All diese Punkte machen deutlich: Italiens Lage wäre auch ohne Finanzkrise schwierig genug. Vorsichtig gesagt: Es ist Einiges an Arbeit liegengeblieben. Doch darum müssen sich jetzt der brave Professor Monti und seine Experten kümmern. Und steht spätestens 2013 die nächste Wahl an, gibt es eine weitere Hinterlassenschaft Berlusconis: Das als „Schweinerei[5] bekannt gewordene Wahlgesetz aus dem Jahr 2005 schustert automatisch der Liste mit den meisten Stimmen eine absolute Mehrheit in der Abgeordnetenkammer zu. Große Wahlbündnisse, wie das Berlusconis, werden so bevorteilt. Auf diese Weise erreichte Berlusconi 2008 die größte Mehrheit, die eine Koalition in Italien je hatte. Das wird er bei den nächsten Wahlen kaum schaffen. Aber gewinnen könnte seine Koalition erneut. Zwar sind die Umfragewerte derzeit schlecht, doch wenn es eine Taktik hinter seinem Rückzug vom Amt des Ministerpräsidenten gegeben hat, dann die: in Ruhe den nächsten Wahlkampf vorbereiten und die eigenen Fehler im Laufe der Zeit vergessen machen. Die Mitte-Links-Opposition ist noch in der Findungsphase. Berlusconi aber steckt tief drin: in den Italienern und in ihrem politischen System.

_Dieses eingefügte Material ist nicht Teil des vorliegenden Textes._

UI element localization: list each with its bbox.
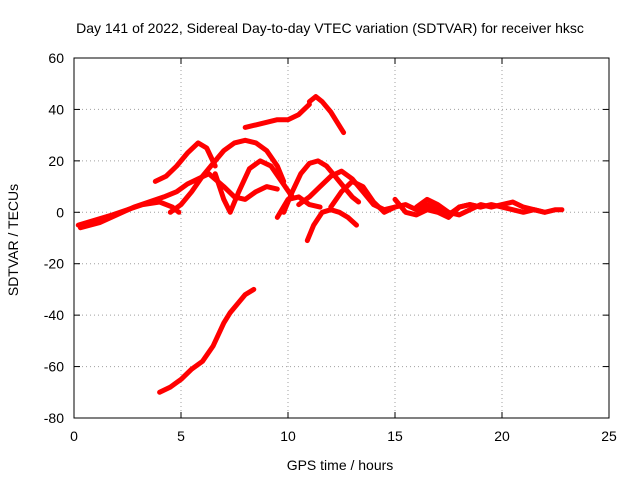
chart-title: Day 141 of 2022, Sidereal Day-to-day VTE… xyxy=(76,20,584,36)
series-line-s5 xyxy=(212,158,295,215)
series-layer xyxy=(75,94,565,395)
x-tick-label: 15 xyxy=(387,428,403,444)
series-line-s7 xyxy=(306,94,347,136)
grid-layer xyxy=(74,58,609,418)
series-line-s4 xyxy=(167,137,287,215)
series-line-s1 xyxy=(75,199,182,228)
y-tick-label: 0 xyxy=(56,204,64,220)
series-line-s15 xyxy=(157,286,257,395)
series-line-s14 xyxy=(413,196,548,218)
x-tick-label: 10 xyxy=(280,428,296,444)
series-line-s10 xyxy=(304,207,359,244)
y-tick-label: -40 xyxy=(44,307,64,323)
y-tick-label: 20 xyxy=(48,153,64,169)
plot-frame xyxy=(73,57,610,419)
x-axis-label: GPS time / hours xyxy=(287,457,394,473)
series-line-s11 xyxy=(274,194,323,220)
series-line-s8 xyxy=(281,158,362,215)
x-tick-label: 20 xyxy=(494,428,510,444)
series-line-s2 xyxy=(77,171,280,231)
series-line-s6 xyxy=(242,101,312,130)
y-tick-label: -80 xyxy=(44,410,64,426)
y-tick-label: -60 xyxy=(44,359,64,375)
y-tick-label: -20 xyxy=(44,256,64,272)
y-tick-label: 40 xyxy=(48,101,64,117)
series-line-s3 xyxy=(152,140,218,184)
x-tick-label: 25 xyxy=(601,428,617,444)
x-tick-label: 0 xyxy=(70,428,78,444)
tick-layer: 0 5 10 15 20 25 -80 -60 -40 -20 0 20 40 60 xyxy=(44,50,617,444)
x-tick-label: 5 xyxy=(177,428,185,444)
y-tick-label: 60 xyxy=(48,50,64,66)
y-axis-label: SDTVAR / TECUs xyxy=(5,184,21,296)
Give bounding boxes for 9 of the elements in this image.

Bastian Brandau ist studentische Hilfskraft am Göttinger Institut für Demokratieforschung.


[1] Der Begriff „Berlusconismus“ ist sogar in der deutschsprachigen Wikipedia aufgeführt.

[2] In der Abgeordnetenkammer sitzen derzeit 135 Frauen und 495 Männer.

[3] Der Begriff Kaste wurde 2007 von Gian Antonio Stella und Sergio Rizzo geprägt. In ihrem Buch „La casta. Cosí i politici italiani sono diventati intoccabili“ beschreiben sie die Privilegien und Verschwendungssucht italienischer Politiker.

[4] Zitat vom Facebook-Auftritt Berlusconis, als der am 7. November 2011 Gerüchte über seinen Rücktritt noch als „jeglicher Grundlage entbehrend“ bezeichnete.

[5] So bezeichnete Roberto Calderoli, Abgeordneter der Lega Nord und Minister unter Berlusconi, 2006 den Gesetzesentwurf in der Fernsehsendung Matrix.